Laws that are about fear and punishment do not help a pregnant woman who is using drugs to seek out treatment or to feel safe to talk with her health professional and they do not help to improve the public’s awareness about self-care and prevention or to ensure access to testing services. These laws are the antithesis of any recommendations from health professionals or people trained to support people living with HIV and/or struggling with drug use. That is why major medical associations oppose laws that criminalize people based on HIV status or drug use during pregnancy.

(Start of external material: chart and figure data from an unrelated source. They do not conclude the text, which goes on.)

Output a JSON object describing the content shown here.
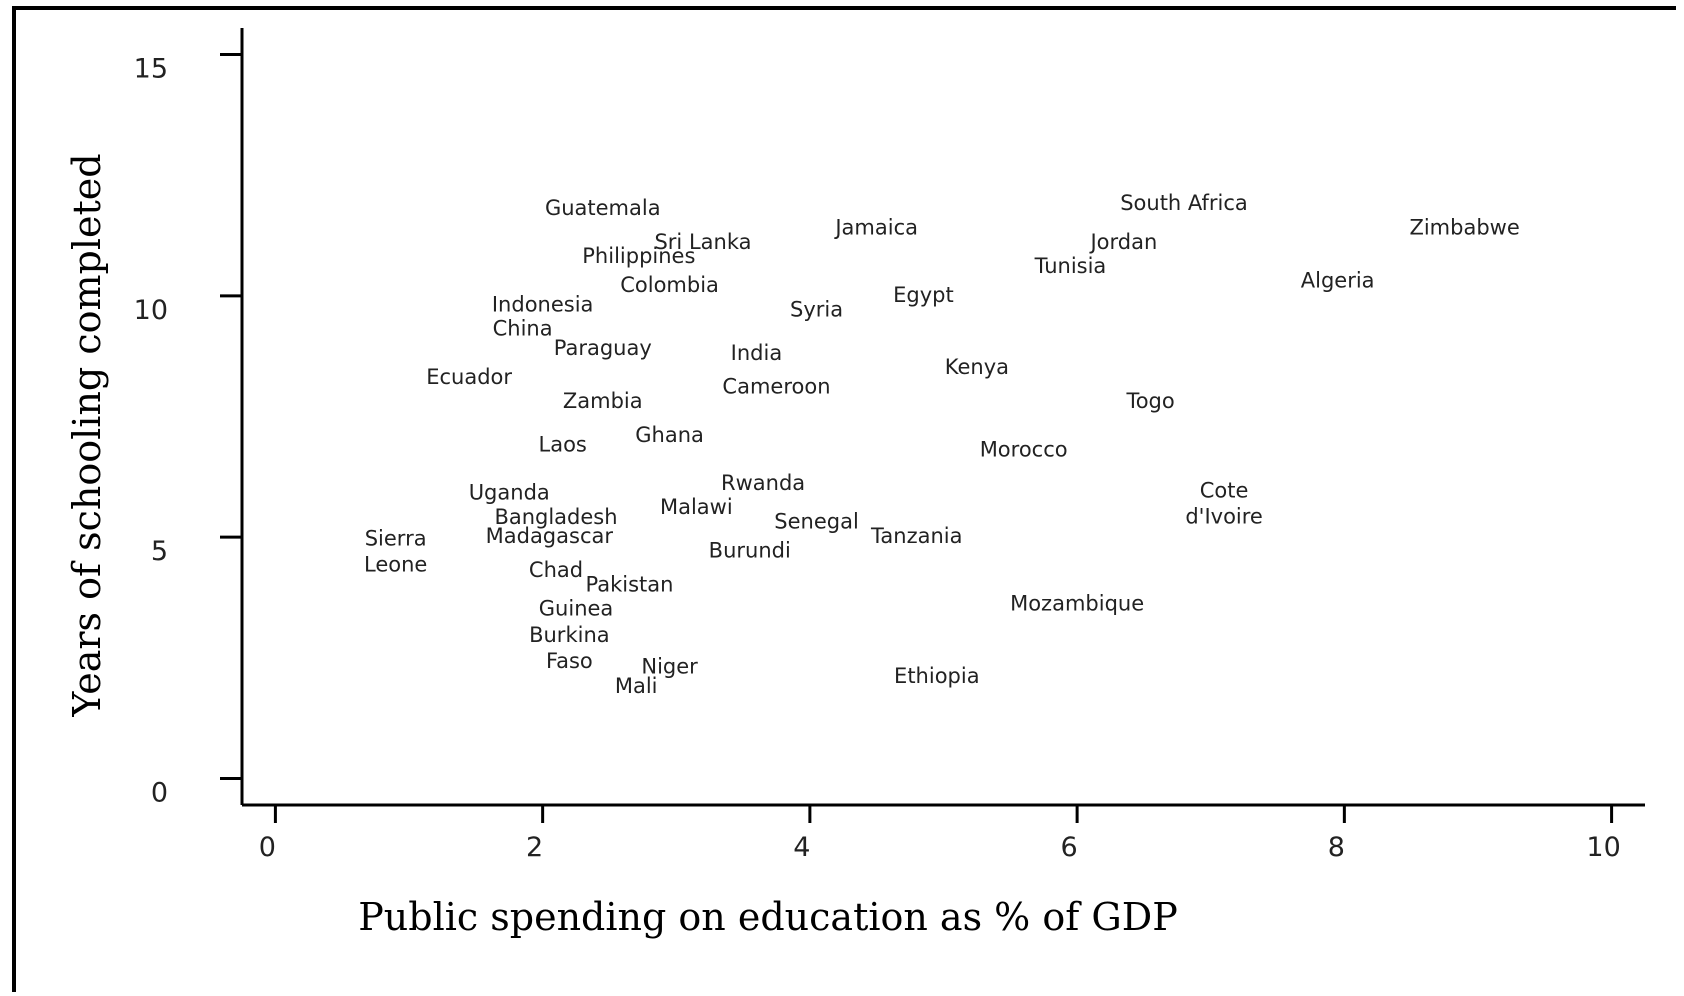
{
  "chart_data": {
    "type": "scatter",
    "title": "",
    "xlabel": "Public spending on education as % of GDP",
    "ylabel": "Years of schooling completed",
    "xlim": [
      -0.25,
      10.25
    ],
    "ylim": [
      -0.55,
      15.55
    ],
    "xticks": [
      0,
      2,
      4,
      6,
      8,
      10
    ],
    "yticks": [
      0,
      5,
      10,
      15
    ],
    "grid": false,
    "points": [
      {
        "label": "Guatemala",
        "x": 2.45,
        "y": 11.8
      },
      {
        "label": "Sri Lanka",
        "x": 3.2,
        "y": 11.1
      },
      {
        "label": "Philippines",
        "x": 2.72,
        "y": 10.8
      },
      {
        "label": "Colombia",
        "x": 2.95,
        "y": 10.2
      },
      {
        "label": "Indonesia",
        "x": 2.0,
        "y": 9.8
      },
      {
        "label": "China",
        "x": 1.85,
        "y": 9.3
      },
      {
        "label": "Paraguay",
        "x": 2.45,
        "y": 8.9
      },
      {
        "label": "Ecuador",
        "x": 1.45,
        "y": 8.3
      },
      {
        "label": "Zambia",
        "x": 2.45,
        "y": 7.8
      },
      {
        "label": "Laos",
        "x": 2.15,
        "y": 6.9
      },
      {
        "label": "Ghana",
        "x": 2.95,
        "y": 7.1
      },
      {
        "label": "India",
        "x": 3.6,
        "y": 8.8
      },
      {
        "label": "Cameroon",
        "x": 3.75,
        "y": 8.1
      },
      {
        "label": "Jamaica",
        "x": 4.5,
        "y": 11.4
      },
      {
        "label": "Syria",
        "x": 4.05,
        "y": 9.7
      },
      {
        "label": "Egypt",
        "x": 4.85,
        "y": 10.0
      },
      {
        "label": "Kenya",
        "x": 5.25,
        "y": 8.5
      },
      {
        "label": "Morocco",
        "x": 5.6,
        "y": 6.8
      },
      {
        "label": "South Africa",
        "x": 6.8,
        "y": 11.9
      },
      {
        "label": "Jordan",
        "x": 6.35,
        "y": 11.1
      },
      {
        "label": "Tunisia",
        "x": 5.95,
        "y": 10.6
      },
      {
        "label": "Togo",
        "x": 6.55,
        "y": 7.8
      },
      {
        "label": "Algeria",
        "x": 7.95,
        "y": 10.3
      },
      {
        "label": "Zimbabwe",
        "x": 8.9,
        "y": 11.4
      },
      {
        "label": "Cote d'Ivoire",
        "x": 7.1,
        "y": 5.7
      },
      {
        "label": "Uganda",
        "x": 1.75,
        "y": 5.9
      },
      {
        "label": "Bangladesh",
        "x": 2.1,
        "y": 5.4
      },
      {
        "label": "Madagascar",
        "x": 2.05,
        "y": 5.0
      },
      {
        "label": "Sierra Leone",
        "x": 0.9,
        "y": 4.7
      },
      {
        "label": "Rwanda",
        "x": 3.65,
        "y": 6.1
      },
      {
        "label": "Malawi",
        "x": 3.15,
        "y": 5.6
      },
      {
        "label": "Senegal",
        "x": 4.05,
        "y": 5.3
      },
      {
        "label": "Tanzania",
        "x": 4.8,
        "y": 5.0
      },
      {
        "label": "Burundi",
        "x": 3.55,
        "y": 4.7
      },
      {
        "label": "Chad",
        "x": 2.1,
        "y": 4.3
      },
      {
        "label": "Pakistan",
        "x": 2.65,
        "y": 4.0
      },
      {
        "label": "Guinea",
        "x": 2.25,
        "y": 3.5
      },
      {
        "label": "Burkina Faso",
        "x": 2.2,
        "y": 2.7
      },
      {
        "label": "Niger",
        "x": 2.95,
        "y": 2.3
      },
      {
        "label": "Mali",
        "x": 2.7,
        "y": 1.9
      },
      {
        "label": "Mozambique",
        "x": 6.0,
        "y": 3.6
      },
      {
        "label": "Ethiopia",
        "x": 4.95,
        "y": 2.1
      }
    ]
  }
}
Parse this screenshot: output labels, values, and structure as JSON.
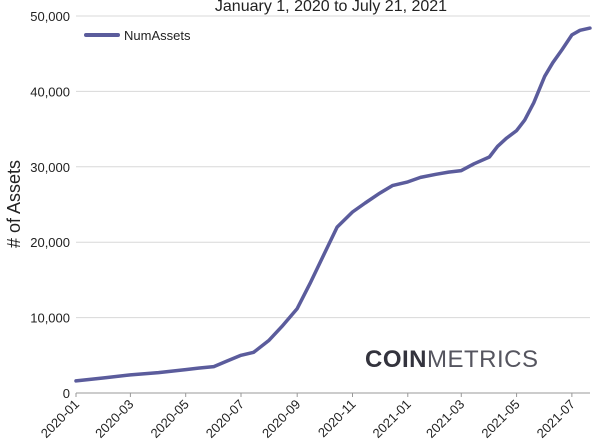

In addition to going against evidence based, best practices these policies are also discriminatory. In states with laws that punish women for alleged drug use during pregnancy, it is low-income women and women of color who are disproportionately tested and arrested. Black, gay men and transgender people of color are harmed most by laws that criminalize HIV status.
We know that these laws have been utilized in cases where women were in violent relationships. While we absolutely must address violence against women living with HIV and AIDS and the intersection with sexual and domestic violence, laws that criminalize individuals based on their status simply are not the answer.
We can do better than judging and jailing people. From Medicaid expansion and funding for treatment and prevention of HIV to increased access to affordable drug treatment options to improved availability of trauma informed care for survivors of violence there are effective, evidence based ways to address public health challenges facing our communities – policies and programs that will not criminalize people and damage and destroy individuals and families.
Allison Glass is the State Director of Healthy and Free TN, a statewide coalition aimed at ensuring that each person is able to manage their sexual health and protecting reproductive freedom. They are leading the campaign to get rid of the pregnancy criminalization law and in working in partnership to modernize the laws dealing with HIV/AIDS in Tennessee.